I've done a Google Groups search, read the 1,000-odd articles on this
group currently present on my news server, and read the FAQ at
http://www.htmlhelp.org/faq/html/all.txt, but I can't find any hint of
an answer to this question, so here goes....
I'm attempting to construct a Lua script to convert basic HTML into a
form which can be imported by Impression Publisher (a popular DTP
application for my platform). I've already come to the conclusion
that I'm attempting to reinvent the wheel, in that my program
essentially has to be able to parse the HTML itself in order to output
similar markup in Impression's DDF (Document Description Format) - thus
I'm practically ending up trying to write a Web browser, and all that
implies ;-)
However, my problem at the moment is that my simplistic approach to
linefeed characters isn't working. (My attempt to construct a regular
expression that will match any and all of \n, \r, \t and the space
character isn't currently working either, but that's another problem.)
I think I must have misunderstood how browsers cope with whitespace.
What I'm doing at the moment is performing a preliminary scan of the
entire document to convert all whitespace into single space characters,
then attempting to convert the tags as I come to them. The problem
comes with HTML like this:
<blockquote>
<p>
<i>
Some text....
</i>
</p>
<p> [etc]
Using my simplistic approach, the output becomes
<blockquote> <p> <i> Some text...
which is then translated into {"Blockquote" on} \n {italic on} Some text
with the result that my 'paragraph' now starts with two spaces:
Some text (in italics)
Browsers don't do this, so obviously I'm interpreting something wrong.
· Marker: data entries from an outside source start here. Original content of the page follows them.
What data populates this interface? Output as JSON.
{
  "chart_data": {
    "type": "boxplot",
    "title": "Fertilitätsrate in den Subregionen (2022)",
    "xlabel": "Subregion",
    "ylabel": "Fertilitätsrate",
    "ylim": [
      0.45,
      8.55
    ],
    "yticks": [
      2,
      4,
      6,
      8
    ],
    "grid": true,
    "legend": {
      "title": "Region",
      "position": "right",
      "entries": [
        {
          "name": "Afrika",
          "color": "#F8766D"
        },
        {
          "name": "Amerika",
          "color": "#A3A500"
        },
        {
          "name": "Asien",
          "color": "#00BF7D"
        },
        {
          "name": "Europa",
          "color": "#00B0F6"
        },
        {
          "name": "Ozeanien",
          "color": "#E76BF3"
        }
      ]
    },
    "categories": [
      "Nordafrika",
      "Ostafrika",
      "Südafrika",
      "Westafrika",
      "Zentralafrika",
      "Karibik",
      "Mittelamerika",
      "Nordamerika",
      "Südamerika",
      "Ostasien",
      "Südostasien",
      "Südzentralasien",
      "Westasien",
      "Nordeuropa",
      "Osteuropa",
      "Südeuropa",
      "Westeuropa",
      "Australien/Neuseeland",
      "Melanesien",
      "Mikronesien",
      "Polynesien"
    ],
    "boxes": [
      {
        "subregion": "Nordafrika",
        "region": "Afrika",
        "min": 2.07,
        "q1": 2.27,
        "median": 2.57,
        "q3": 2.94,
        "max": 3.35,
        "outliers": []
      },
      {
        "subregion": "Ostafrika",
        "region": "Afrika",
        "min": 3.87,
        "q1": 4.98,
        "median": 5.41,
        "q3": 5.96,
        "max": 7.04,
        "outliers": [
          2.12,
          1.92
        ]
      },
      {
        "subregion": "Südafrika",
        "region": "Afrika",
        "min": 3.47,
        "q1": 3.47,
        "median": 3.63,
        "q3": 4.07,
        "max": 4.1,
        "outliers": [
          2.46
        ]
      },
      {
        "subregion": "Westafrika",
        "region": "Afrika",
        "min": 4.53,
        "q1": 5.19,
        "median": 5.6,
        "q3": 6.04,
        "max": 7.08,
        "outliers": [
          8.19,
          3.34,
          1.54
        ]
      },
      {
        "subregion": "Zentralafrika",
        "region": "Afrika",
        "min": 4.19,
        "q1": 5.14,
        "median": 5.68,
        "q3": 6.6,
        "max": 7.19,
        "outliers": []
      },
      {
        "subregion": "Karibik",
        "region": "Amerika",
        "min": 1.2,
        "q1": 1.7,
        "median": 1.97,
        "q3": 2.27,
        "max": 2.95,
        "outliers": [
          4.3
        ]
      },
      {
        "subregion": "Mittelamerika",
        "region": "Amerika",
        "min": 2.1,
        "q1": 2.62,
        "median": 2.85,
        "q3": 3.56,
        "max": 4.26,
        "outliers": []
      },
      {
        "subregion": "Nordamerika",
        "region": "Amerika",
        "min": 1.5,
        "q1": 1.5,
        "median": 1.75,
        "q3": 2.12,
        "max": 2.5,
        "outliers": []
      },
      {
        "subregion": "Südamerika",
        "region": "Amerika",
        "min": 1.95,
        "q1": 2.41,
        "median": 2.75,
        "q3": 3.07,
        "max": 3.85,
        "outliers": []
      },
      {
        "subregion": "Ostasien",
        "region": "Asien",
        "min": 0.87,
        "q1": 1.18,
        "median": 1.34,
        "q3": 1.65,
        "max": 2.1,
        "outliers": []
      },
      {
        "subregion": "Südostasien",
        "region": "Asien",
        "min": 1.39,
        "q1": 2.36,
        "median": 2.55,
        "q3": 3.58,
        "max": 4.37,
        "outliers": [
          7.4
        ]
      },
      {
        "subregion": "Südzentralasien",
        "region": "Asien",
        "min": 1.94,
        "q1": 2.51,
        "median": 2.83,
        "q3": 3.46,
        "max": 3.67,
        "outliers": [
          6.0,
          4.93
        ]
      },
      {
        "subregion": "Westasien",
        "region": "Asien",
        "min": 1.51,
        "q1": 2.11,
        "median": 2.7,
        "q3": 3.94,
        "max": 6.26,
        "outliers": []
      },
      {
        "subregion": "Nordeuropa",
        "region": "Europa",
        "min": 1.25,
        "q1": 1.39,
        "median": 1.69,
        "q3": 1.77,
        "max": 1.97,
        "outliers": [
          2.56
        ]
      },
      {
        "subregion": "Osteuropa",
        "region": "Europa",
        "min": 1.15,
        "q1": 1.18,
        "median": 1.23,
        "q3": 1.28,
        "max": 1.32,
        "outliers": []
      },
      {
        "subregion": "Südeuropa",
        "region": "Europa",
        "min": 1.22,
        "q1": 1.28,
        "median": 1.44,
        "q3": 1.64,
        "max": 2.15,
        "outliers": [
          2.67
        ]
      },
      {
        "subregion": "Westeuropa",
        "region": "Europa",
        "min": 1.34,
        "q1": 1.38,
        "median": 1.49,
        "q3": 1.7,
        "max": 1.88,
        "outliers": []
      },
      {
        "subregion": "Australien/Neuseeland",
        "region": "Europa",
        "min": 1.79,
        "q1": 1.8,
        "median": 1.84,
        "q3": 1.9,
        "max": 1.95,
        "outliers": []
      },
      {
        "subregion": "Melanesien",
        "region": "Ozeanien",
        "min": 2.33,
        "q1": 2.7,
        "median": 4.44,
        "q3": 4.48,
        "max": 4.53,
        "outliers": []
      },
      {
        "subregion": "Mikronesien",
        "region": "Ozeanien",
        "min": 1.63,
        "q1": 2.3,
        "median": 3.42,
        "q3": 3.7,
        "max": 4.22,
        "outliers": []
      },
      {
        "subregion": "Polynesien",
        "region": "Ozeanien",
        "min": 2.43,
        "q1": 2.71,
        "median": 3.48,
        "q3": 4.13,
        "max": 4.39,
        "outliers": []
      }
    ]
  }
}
(I realise that there is a whole can of worms related to <pre> formatted
text which I have as yet not even attempted to consider, but I'd like to
get this one right first....)
Do I need to concatenate the whitespace *last*? (If so, I'm going to
have to do a separate pass to cope with <BR> and <P> tags, I think.)
--
Harriet Bazley == Loyaulte me lie ==
Positive: Mistaken at the top of one's voice.